If you want optimization for touch screen input – or even a brain exercising experiment – I can recommend you to check out MessagEase keyboard. See this thread for discussion on it: http://forum.colemak.com/viewtopic.php?id=1567
A few members of the forum are happily using it now and I, for myself, can say I've never been happier or faster typing on a phone (with the exception of my the physical keyboard on my last Xperia Pro – better comfort of course, but actually the same max speed).
Yes, I saw the Minuum video on youtube and I can't say I'm a big fan either.
For your performance problems with ME – do you have multi touch enabled in the advanced settings? It's written that it increases resource requirements. And for the testing – you can either use MessagEase game from the play store or download the beta release of the hi-games.net from their website or here: http://hi-games.net/TypingTest-debug.apk (for Android).

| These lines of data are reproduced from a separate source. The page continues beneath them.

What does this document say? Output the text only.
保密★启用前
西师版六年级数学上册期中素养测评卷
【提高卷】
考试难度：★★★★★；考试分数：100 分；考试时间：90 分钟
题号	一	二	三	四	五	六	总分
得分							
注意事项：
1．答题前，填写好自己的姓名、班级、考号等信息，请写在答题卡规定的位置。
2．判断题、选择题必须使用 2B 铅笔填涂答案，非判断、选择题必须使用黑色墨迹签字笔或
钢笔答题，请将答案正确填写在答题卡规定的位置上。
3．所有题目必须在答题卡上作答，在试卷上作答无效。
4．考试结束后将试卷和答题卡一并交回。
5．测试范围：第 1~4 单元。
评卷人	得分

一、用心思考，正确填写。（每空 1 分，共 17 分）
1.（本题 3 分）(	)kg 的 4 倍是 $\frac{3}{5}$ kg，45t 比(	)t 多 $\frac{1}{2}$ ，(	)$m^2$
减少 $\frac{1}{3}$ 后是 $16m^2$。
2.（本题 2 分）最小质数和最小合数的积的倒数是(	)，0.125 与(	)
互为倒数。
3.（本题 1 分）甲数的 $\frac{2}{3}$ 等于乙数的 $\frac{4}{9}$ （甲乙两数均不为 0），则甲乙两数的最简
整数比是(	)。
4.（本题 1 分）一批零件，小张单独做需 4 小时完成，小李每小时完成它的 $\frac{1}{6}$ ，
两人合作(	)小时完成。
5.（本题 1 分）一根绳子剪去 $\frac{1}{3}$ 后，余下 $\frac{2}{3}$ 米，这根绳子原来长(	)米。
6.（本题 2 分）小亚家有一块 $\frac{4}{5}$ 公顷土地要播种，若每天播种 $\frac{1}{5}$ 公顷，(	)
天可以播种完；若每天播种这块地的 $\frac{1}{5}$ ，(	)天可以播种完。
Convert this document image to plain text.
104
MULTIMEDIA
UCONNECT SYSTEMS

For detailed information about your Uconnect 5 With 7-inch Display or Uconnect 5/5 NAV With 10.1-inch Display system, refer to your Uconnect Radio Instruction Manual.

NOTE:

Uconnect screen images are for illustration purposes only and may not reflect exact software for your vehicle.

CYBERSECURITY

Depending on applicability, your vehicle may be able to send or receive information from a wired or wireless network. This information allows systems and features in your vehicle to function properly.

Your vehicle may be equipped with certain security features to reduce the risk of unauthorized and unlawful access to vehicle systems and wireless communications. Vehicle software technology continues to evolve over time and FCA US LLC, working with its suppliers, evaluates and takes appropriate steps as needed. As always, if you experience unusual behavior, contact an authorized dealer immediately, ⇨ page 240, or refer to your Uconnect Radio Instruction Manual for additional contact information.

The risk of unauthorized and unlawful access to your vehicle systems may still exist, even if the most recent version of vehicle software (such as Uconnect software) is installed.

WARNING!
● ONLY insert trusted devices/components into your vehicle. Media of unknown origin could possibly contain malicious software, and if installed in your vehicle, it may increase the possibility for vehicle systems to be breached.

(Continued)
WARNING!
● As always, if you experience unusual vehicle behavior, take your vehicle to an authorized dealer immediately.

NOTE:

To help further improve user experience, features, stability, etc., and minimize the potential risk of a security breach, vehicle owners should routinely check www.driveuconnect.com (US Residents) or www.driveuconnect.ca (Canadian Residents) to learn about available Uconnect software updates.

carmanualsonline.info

I enjoy typing on ME a lot. The switch to it feels like the one from Qwerty to alternative layouts on a desktop. That being said most of the time I use a set of apps that allow me to type stuff on my computer and copy it to my phone's clipboard to send in IM. I like to practice ME just for fun in the game.
Can you explain more precisely what you think by "tighter" and why? It seems many people thinks that's the contrary (more "natural" movement than alternation).
Well it's just how I would compare the difference between the two ideas – more freedom vs "tighter" feeling. It's because when you start up with a new layout, things like these (where the following letter is) are very noticeable. And after a little while with Dvorak, when I started Colemak, I felt strange and somehow strangely restricted by having to keep my hands on place and do combinations like YOU, ION (which translate to Qwerty's O:I, L:J). It was just different and required some learning and adjusting, unlike the hand alternation, which comes naturally. That is because no matter how much you try, you can't not have some odd rolls. After a little while these rolls became so easy and fast that I don't see them as a problem that doesn't bother me, but a really comfortable roll with very high speed and accuracy. This is also what I referred to as "finger independence". You have to control better what each finger is doing more often than before. The learning experience is somewhat similar to learning to use your pinkies the first time you start touch typing, just not that much.
Talking about accuracy – that's the other thing. Some of these odd rolls in the beginning feel unnatural and thus provoke some errors. That's why I said initially the hand alternation approach would have better accuracy. But I've got to say after I became comfortable with the layout, the accuracy wasn't a problem at all.